OPTIONAL ESSAY: Are there any extenuating circumstances in your profile about which the Admissions Committee should be aware? (250 words maximum)

However tempted you might be, this is not the place to paste in a strong essay from another school or to offer a few anecdotes that you were unable to use in any of your other essays. Instead, this is your opportunity—if needed—to address any lingering questions that an admissions officer might have about your candidacy, such as a poor grade or overall GPA, a low GMAT score, a gap in your work experience, etc. In our mbaMission Optional Statement Guide, available through our online store, we offer detailed advice on when and how to take advantage of the optional essay (including multiple sample essays) to help you mitigate any problem areas in your profile.

REAPPLICANT ESSAY: Please describe your career progress since you last applied and ways in which you have enhanced your candidacy. Include updates on short-term and long-term career goals, as well as your continued interest in UCLA Anderson. (700 words maximum)

Whether you have improved your academic record, received a promotion, begun a new and exciting project, increased your community involvement or taken on a personal challenge of sorts, the key to success with this essay is conveying a very deliberate path of achievement. Anderson wants to know that you have been actively striving to improve yourself and your profile, and that you have seized opportunities during the previous year to do so, because an Anderson MBA is vital to you. The responses to this essay question will vary greatly from one candidate to the next, because each person’s needs and experiences differ. We are more than happy to provide one-on-one assistance with this highly personal essay to ensure that your efforts over the past year are presented in the best light possible.

For a thorough exploration of UCLA Anderson’s academic program/merits, defining characteristics, crucial statistics, social life, academic environment and more, please check out the mbaMission Insider’s Guide to the UCLA Anderson School of Management. If you would like some one-on-one advice on your MBA applications, contact mbaMission to set up a free 30-minute consultation.


  • I want to know that how bad is it to reiterate an older story. I do have significant achievements outside my workplace to quote but they are of my college time. So thats 5-6 years old. Perhaps I would stick to those only.

  • Generally speaking, you should stick with stories that showcase who you are as an individual now. So, something within the last two years does that -- three or four years probably show the "old" you, a less mature you.

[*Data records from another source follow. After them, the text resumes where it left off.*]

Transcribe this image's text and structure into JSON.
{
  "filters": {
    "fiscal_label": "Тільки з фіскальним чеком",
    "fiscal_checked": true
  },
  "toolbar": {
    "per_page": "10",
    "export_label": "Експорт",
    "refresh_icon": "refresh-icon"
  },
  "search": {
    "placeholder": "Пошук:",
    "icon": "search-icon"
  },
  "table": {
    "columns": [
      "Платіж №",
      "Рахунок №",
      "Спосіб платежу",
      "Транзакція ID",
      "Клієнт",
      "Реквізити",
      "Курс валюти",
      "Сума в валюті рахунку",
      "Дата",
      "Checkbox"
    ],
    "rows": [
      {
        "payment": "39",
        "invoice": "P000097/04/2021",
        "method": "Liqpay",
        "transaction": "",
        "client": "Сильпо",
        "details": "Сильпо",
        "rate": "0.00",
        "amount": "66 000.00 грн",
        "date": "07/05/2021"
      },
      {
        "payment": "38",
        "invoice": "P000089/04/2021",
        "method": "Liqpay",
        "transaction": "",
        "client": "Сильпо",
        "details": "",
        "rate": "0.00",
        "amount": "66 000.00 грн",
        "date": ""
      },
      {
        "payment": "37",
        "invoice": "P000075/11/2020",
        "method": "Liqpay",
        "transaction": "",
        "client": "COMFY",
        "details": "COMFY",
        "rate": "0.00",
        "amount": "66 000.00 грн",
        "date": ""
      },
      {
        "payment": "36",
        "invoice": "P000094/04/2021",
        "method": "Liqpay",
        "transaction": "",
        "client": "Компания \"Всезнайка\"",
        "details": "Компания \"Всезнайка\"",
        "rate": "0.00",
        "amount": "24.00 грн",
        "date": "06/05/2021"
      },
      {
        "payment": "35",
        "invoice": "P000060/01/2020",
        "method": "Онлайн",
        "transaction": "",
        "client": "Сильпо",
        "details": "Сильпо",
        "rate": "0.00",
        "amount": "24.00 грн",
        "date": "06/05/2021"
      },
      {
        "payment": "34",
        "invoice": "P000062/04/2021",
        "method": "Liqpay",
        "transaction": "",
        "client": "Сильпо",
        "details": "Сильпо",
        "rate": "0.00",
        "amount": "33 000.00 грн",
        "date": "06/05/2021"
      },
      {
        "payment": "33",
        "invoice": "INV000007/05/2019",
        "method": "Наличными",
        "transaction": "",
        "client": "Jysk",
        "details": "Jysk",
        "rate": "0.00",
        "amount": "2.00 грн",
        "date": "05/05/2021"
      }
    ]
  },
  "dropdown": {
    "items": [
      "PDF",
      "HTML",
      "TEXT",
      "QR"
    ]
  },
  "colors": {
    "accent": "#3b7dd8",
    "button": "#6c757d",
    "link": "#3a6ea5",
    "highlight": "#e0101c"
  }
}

That said, if something really great happened years ago and shows you in a light that would be impressive today (started and sold a company; leadership role in the military, etc.) then you might be able to return to it. 

    These are just general guidelines. We would need to know your story to be sure that we are helping you make the right choice. 

    Jeremy Shinewald

    • Thanks Jeremy.

      My story is that I co-founded a new club (IEEE student branch) during Engineering which focused on technical excellence and motivated students to get involved outside of their curriculum. This student branch is one of the largest student branches in the world today. It also won the best student branch award by IEEE in 2007.

      Thanks for the help.

  • For essay 1: Is it important to write the achievement other than extra curricular? Can we put the biggest achievement of what lessons learnt or behavior changes as a whole ?

  • Garry,

    If I am following you correctly, there is certainly room to discuss the lessons learned and the change. One feeds into the other.